Today, the President is no longer talking about social security; he is concerned with more important things; stuff as important as firing vice chancellors of universities and replacing them with politicians who are members of his party. He is concerned with the clear-out of political appointees of the PDP whom he called ‘saboteurs’; he is more concerned with visiting developed nations where he is guaranteed regular power supply, where the public utilities work; where individuals do not sink their private boreholes and the sound of generators are never heard; where herdsmen of the Hausa Fulani stock do not freely and openly bear arms, arms as sophisticated as AK-47 (the semi-assault rifle designed by Russian Kalashnikov) not to hunt down games but to murder and annihilate their host communities and plot and hatch kidnaps to raise money.

In about 10 weeks from today, it will be one full year since Buhari took charge, what would he point to that he did to assuage the pain of the people he promised change? I like that he is fighting corruption but you cannot be fixated to the criminal life of another man when the same orgy of corruption swirls all over you.
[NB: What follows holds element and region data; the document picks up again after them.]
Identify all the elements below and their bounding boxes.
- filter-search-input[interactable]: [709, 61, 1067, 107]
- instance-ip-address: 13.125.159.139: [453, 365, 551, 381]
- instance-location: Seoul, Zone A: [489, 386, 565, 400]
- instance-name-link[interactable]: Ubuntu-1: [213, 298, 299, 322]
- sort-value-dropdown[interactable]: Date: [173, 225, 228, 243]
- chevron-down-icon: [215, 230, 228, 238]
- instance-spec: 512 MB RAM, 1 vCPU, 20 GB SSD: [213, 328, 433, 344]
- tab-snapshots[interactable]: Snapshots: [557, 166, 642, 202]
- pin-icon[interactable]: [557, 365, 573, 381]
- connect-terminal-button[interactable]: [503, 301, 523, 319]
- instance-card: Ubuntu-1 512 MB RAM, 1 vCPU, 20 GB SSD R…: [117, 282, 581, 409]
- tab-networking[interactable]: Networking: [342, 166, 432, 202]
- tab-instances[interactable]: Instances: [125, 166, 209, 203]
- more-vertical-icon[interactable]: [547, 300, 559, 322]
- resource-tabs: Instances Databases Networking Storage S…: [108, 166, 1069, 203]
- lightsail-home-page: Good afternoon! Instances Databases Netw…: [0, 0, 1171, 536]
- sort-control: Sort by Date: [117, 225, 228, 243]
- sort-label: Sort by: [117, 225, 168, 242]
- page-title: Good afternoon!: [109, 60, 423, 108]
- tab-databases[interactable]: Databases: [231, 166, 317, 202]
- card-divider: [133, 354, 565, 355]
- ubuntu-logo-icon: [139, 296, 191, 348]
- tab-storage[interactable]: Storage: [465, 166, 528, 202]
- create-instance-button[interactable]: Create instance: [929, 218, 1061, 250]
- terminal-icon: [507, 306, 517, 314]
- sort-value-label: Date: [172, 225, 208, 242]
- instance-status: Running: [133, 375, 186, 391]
The President is yet to come clear on allegations of corruption hanging over the heads of some of his cabinet members; he is yet to come clear on how his campaign was funded; source of fund and who brought what?

Without any iota of doubt, the PDP government since 1999 was profligate, reckless and radically rascally with public funds. And the nation truly needed a breath of fresh air; but this air is not fresh. The Buhari government is yet to prove that it is any better than the previous governments. It is the same motion without movement; the same symptoms of episodic, ill-prepared government brimming with irrational minds doing desperate things like inebriated men. Nothing really has changed; in reality it is getting worse. Cast away sentiments, this change is inclined on a negative plane; it is retrogressive change.

To worsen matters, things are beginning to fall apart in the ruling party. There is a manifest expression of crisis of expectation within and without the APC. The main actors in the party, the real McCoys of the Change mantra, are reportedly livid because they are feeling alienated from the epicentre of power where they had hoped to plant a steely foothold. They feel ‘used and dumped’ in the most Machiavellian and cavalier manner.

But Buhari can still come good. He must start from himself and with himself. To identify with the ordinary Nigerians whose incomes are static while cost of living soars, he should sell off some of the planes in the oversized Presidential fleet; he should drastically cut the cost of running Aso Rock from security vote to domestic expenses including expenses budgeted for dogs and cats and rodents. And he should urge all cabinet members and persuade Governors to do same. These are smart steps which would guarantee quick wins and ultimately free up cash to meet some more people-friendly and masses-focused projects. We live in turbulent times and the graffiti on the wall bordering my small office says it all. It reads: “No light, no fuel, no money, there is God”.

This government has expended so much energy trying to exorcise the spirit of its predecessor such that it has become unable to overcome its own inertia. Slow, directionless and helpless have suddenly become appropriate adjectives to qualify its obvious shambolic proclivities. The late Murtala Muhammad spent just 198 days in office before he was mowed down and we still applaud his imprints, Buhari has spent more than 280 days he should worry about how history would place him, assuming he signs off now. But whether he cares or not somebody should wake up and smell this coffee: the aroma is awful and it needs a sweetener.